Der St. Gertrudenkirchhof

St. Gertrudenkirchhof

Der St. Gertrudenkirchhof an der Gabelung zwischen Alexander- und Nadorster Straße wurde 1791 zentrale Begräbnisstätte für Oldenburg und wird heute von der Evangelischen Kirchengemeinde Oldenburg genutzt.

Kunstdenkmäler und Skulpturen

Der Kirchhof hat die längste Friedhofsmauer im Oldenburger Land und zugleich die größte regionale Sammlung historischer Kunstdenkmäler und Skulpturen.

Kirchhof

Auf dem etwa 2,5 ha großen Kirchhof sind derzeit etwa 13.000 Gräber zu finden. Die parkähnliche und abwechslungsreiche Bepflanzung hat große Bedeutung für Vögel (über 30 Arten) und Fledermäuse.
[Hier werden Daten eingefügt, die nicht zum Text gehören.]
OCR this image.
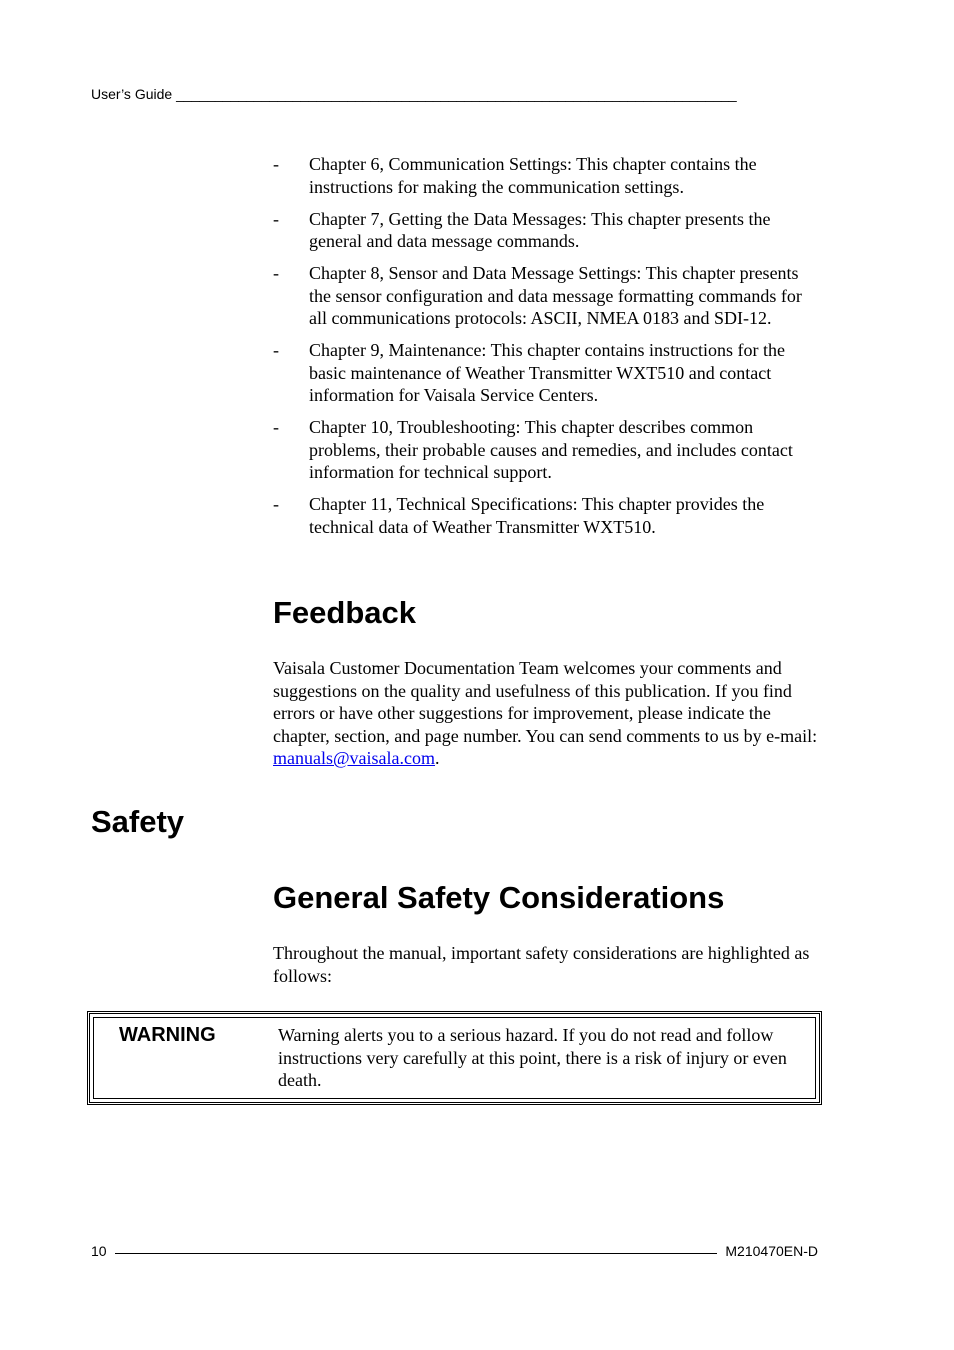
User’s Guide ________________________________________________________________________
- Chapter 6, Communication Settings: This chapter contains the instructions for making the communication settings.
- Chapter 7, Getting the Data Messages: This chapter presents the general and data message commands.
- Chapter 8, Sensor and Data Message Settings: This chapter presents the sensor configuration and data message formatting commands for all communications protocols: ASCII, NMEA 0183 and SDI-12.
- Chapter 9, Maintenance: This chapter contains instructions for the basic maintenance of Weather Transmitter WXT510 and contact information for Vaisala Service Centers.
- Chapter 10, Troubleshooting: This chapter describes common problems, their probable causes and remedies, and includes contact information for technical support.
- Chapter 11, Technical Specifications: This chapter provides the technical data of Weather Transmitter WXT510.
Feedback

Vaisala Customer Documentation Team welcomes your comments and suggestions on the quality and usefulness of this publication. If you find errors or have other suggestions for improvement, please indicate the chapter, section, and page number. You can send comments to us by e-mail: manuals@vaisala.com.

Safety
General Safety Considerations

Throughout the manual, important safety considerations are highlighted as follows:

WARNING	Warning alerts you to a serious hazard. If you do not read and follow instructions very carefully at this point, there is a risk of injury or even death.
10	M210470EN-D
Für zahlreiche Besucher ist der Kirchhof ein Ort der Ruhe und Besinnung.

Linde

Die Linde vor der St. Gertrudenkapelle soll einer Sage nach die Unschuld eines zum Tode verurteilten Mädchens beweisen. Die heutige Linde ist ein Ableger der ursprünglichen Linde.

Wahlgräber

Aufgrund seiner gewachsenen, parkähnlichen Struktur verfügt der St. Gertrudenkirchhof derzeit ausschließlich über „Wahlgräber“.

St. Gertrudenkapelle

Die auf dem St. Gertrudenkirchhof gelegene St. Gertrudenkapelle wird neben Beisetzungsfeiern auf für Hochzeiten und Taufen genutzt.
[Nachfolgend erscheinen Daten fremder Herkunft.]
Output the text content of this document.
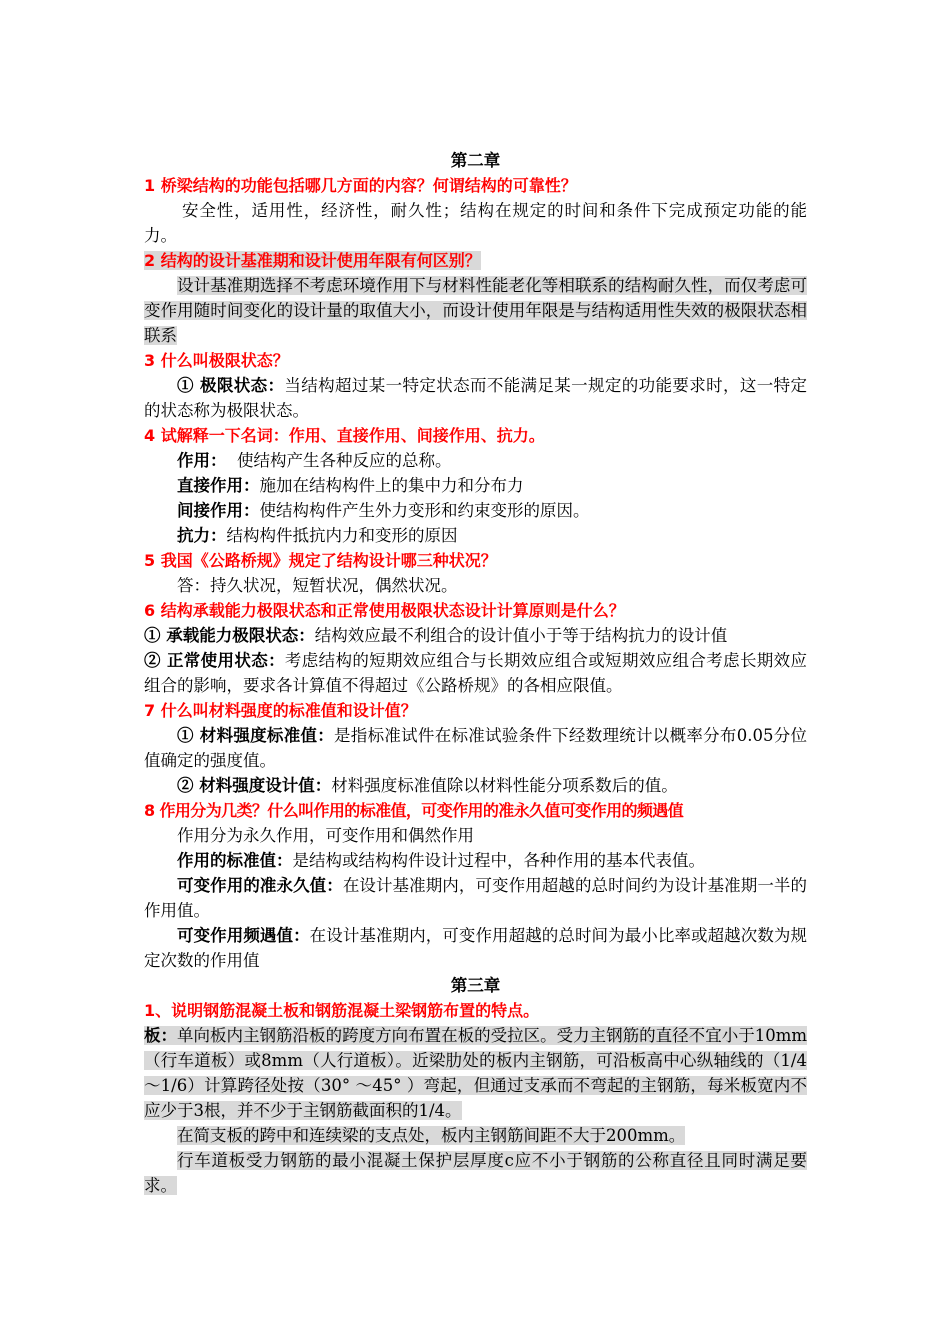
第二章
1 桥梁结构的功能包括哪几方面的内容？何谓结构的可靠性？
安全性，适用性，经济性，耐久性；结构在规定的时间和条件下完成预定功能的能力。
2 结构的设计基准期和设计使用年限有何区别？
设计基准期选择不考虑环境作用下与材料性能老化等相联系的结构耐久性，而仅考虑可变作用随时间变化的设计量的取值大小，而设计使用年限是与结构适用性失效的极限状态相联系
3 什么叫极限状态？
① 极限状态：当结构超过某一特定状态而不能满足某一规定的功能要求时，这一特定的状态称为极限状态。
4 试解释一下名词：作用、直接作用、间接作用、抗力。
作用：  使结构产生各种反应的总称。
直接作用：施加在结构构件上的集中力和分布力
间接作用：使结构构件产生外力变形和约束变形的原因。
抗力：结构构件抵抗内力和变形的原因
5 我国《公路桥规》规定了结构设计哪三种状况？
答：持久状况，短暂状况，偶然状况。
6 结构承载能力极限状态和正常使用极限状态设计计算原则是什么？
① 承载能力极限状态：结构效应最不利组合的设计值小于等于结构抗力的设计值
② 正常使用状态：考虑结构的短期效应组合与长期效应组合或短期效应组合考虑长期效应组合的影响，要求各计算值不得超过《公路桥规》的各相应限值。
7 什么叫材料强度的标准值和设计值？
① 材料强度标准值：是指标准试件在标准试验条件下经数理统计以概率分布0.05分位值确定的强度值。
② 材料强度设计值：材料强度标准值除以材料性能分项系数后的值。
8 作用分为几类？什么叫作用的标准值，可变作用的准永久值可变作用的频遇值
作用分为永久作用，可变作用和偶然作用
作用的标准值：是结构或结构构件设计过程中，各种作用的基本代表值。
可变作用的准永久值：在设计基准期内，可变作用超越的总时间约为设计基准期一半的作用值。
可变作用频遇值：在设计基准期内，可变作用超越的总时间为最小比率或超越次数为规定次数的作用值
第三章
1、说明钢筋混凝土板和钢筋混凝土梁钢筋布置的特点。
板：单向板内主钢筋沿板的跨度方向布置在板的受拉区。受力主钢筋的直径不宜小于10mm（行车道板）或8mm（人行道板）。近梁肋处的板内主钢筋，可沿板高中心纵轴线的（1/4～1/6）计算跨径处按（30° ～45° ）弯起，但通过支承而不弯起的主钢筋，每米板宽内不应少于3根，并不少于主钢筋截面积的1/4。
在简支板的跨中和连续梁的支点处，板内主钢筋间距不大于200mm。
行车道板受力钢筋的最小混凝土保护层厚度c应不小于钢筋的公称直径且同时满足要求。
Die Kapelle wurde 1428 erstmalig in Urkunden erwähnt und wurde damals vor dem Stadttor errichtet als Bethaus für das Siechenhaus der Stadt Oldenburg.
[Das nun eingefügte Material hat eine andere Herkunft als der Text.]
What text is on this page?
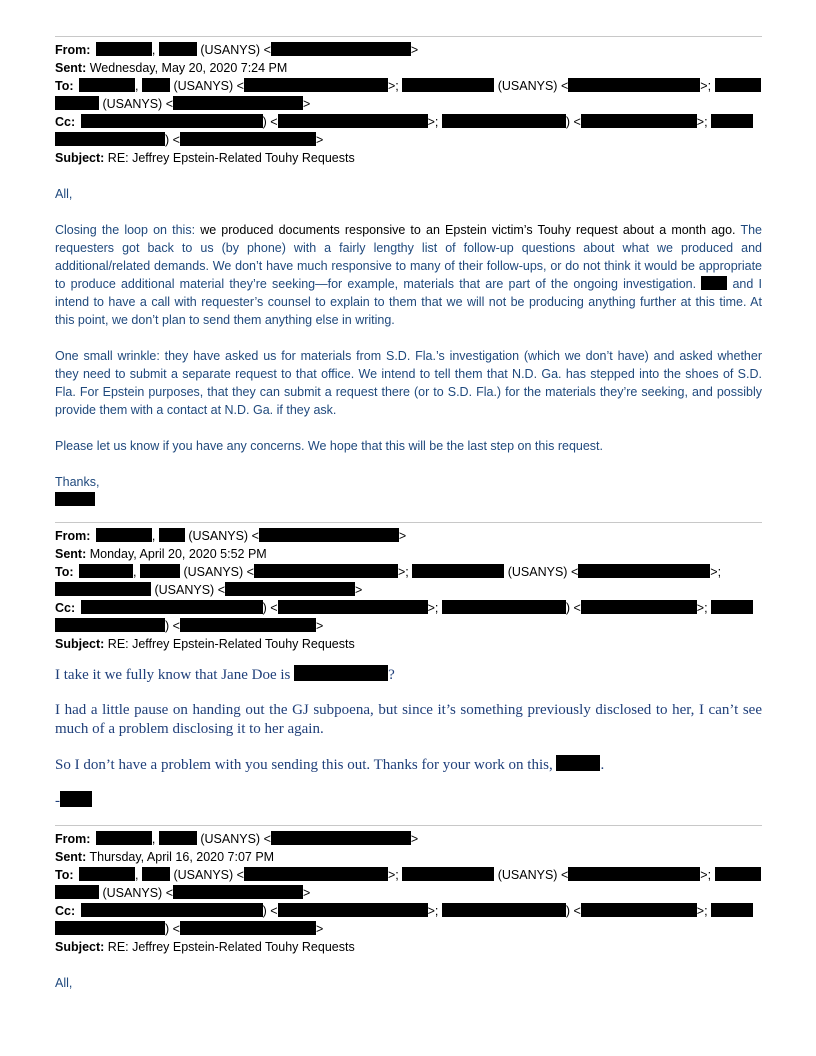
From:	,	(USANYS) <	>
Sent: Wednesday, May 20, 2020 7:24 PM
To:	,	(USANYS) <	>;	(USANYS) <	>;
(USANYS) <	>
Cc:	) <	>;	) <	>;
) <	>
Subject: RE: Jeffrey Epstein-Related Touhy Requests

All,

Closing the loop on this: we produced documents responsive to an Epstein victim’s Touhy request about a month ago. The requesters got back to us (by phone) with a fairly lengthy list of follow-up questions about what we produced and additional/related demands. We don’t have much responsive to many of their follow-ups, or do not think it would be appropriate to produce additional material they’re seeking—for example, materials that are part of the ongoing investigation.  and I intend to have a call with requester’s counsel to explain to them that we will not be producing anything further at this time. At this point, we don’t plan to send them anything else in writing.

One small wrinkle: they have asked us for materials from S.D. Fla.’s investigation (which we don’t have) and asked whether they need to submit a separate request to that office. We intend to tell them that N.D. Ga. has stepped into the shoes of S.D. Fla. For Epstein purposes, that they can submit a request there (or to S.D. Fla.) for the materials they’re seeking, and possibly provide them with a contact at N.D. Ga. if they ask.

Please let us know if you have any concerns. We hope that this will be the last step on this request.

Thanks,

From:	,	(USANYS) <	>
Sent: Monday, April 20, 2020 5:52 PM
To:	,	(USANYS) <	>;	(USANYS) <	>;
(USANYS) <	>
Cc:	) <	>;	) <	>;
) <	>
Subject: RE: Jeffrey Epstein-Related Touhy Requests

I take it we fully know that Jane Doe is	?

I had a little pause on handing out the GJ subpoena, but since it’s something previously disclosed to her, I can’t see much of a problem disclosing it to her again.

So I don’t have a problem with you sending this out. Thanks for your work on this,	.

-

From:	,	(USANYS) <	>
Sent: Thursday, April 16, 2020 7:07 PM
To:	,	(USANYS) <	>;	(USANYS) <	>;
(USANYS) <	>
Cc:	) <	>;	) <	>;
) <	>
Subject: RE: Jeffrey Epstein-Related Touhy Requests

All,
Benannt ist die Kapelle nach Gertrud von Nivelles (geb. 626), einer Äbtissin aus Flandern, Schutzpatronin von Pilgern und Siechen sowie der Seelen von Verstorbenen.

Friedhofsmauer

Beim Verlassen des St. Gertrudenkirchhofs in Richtung Pferdemarkt findet man in der Friedhofsmauer einen Stein mit einer Inschrift:

„Oh, ewig ist so lang!“ Diese Inschrift aus dem 15. Jahrhundert soll uns in Erinnerung rufen, dass der Friedhof ein Ort ist, an dem wir der Ewigkeit begegnen.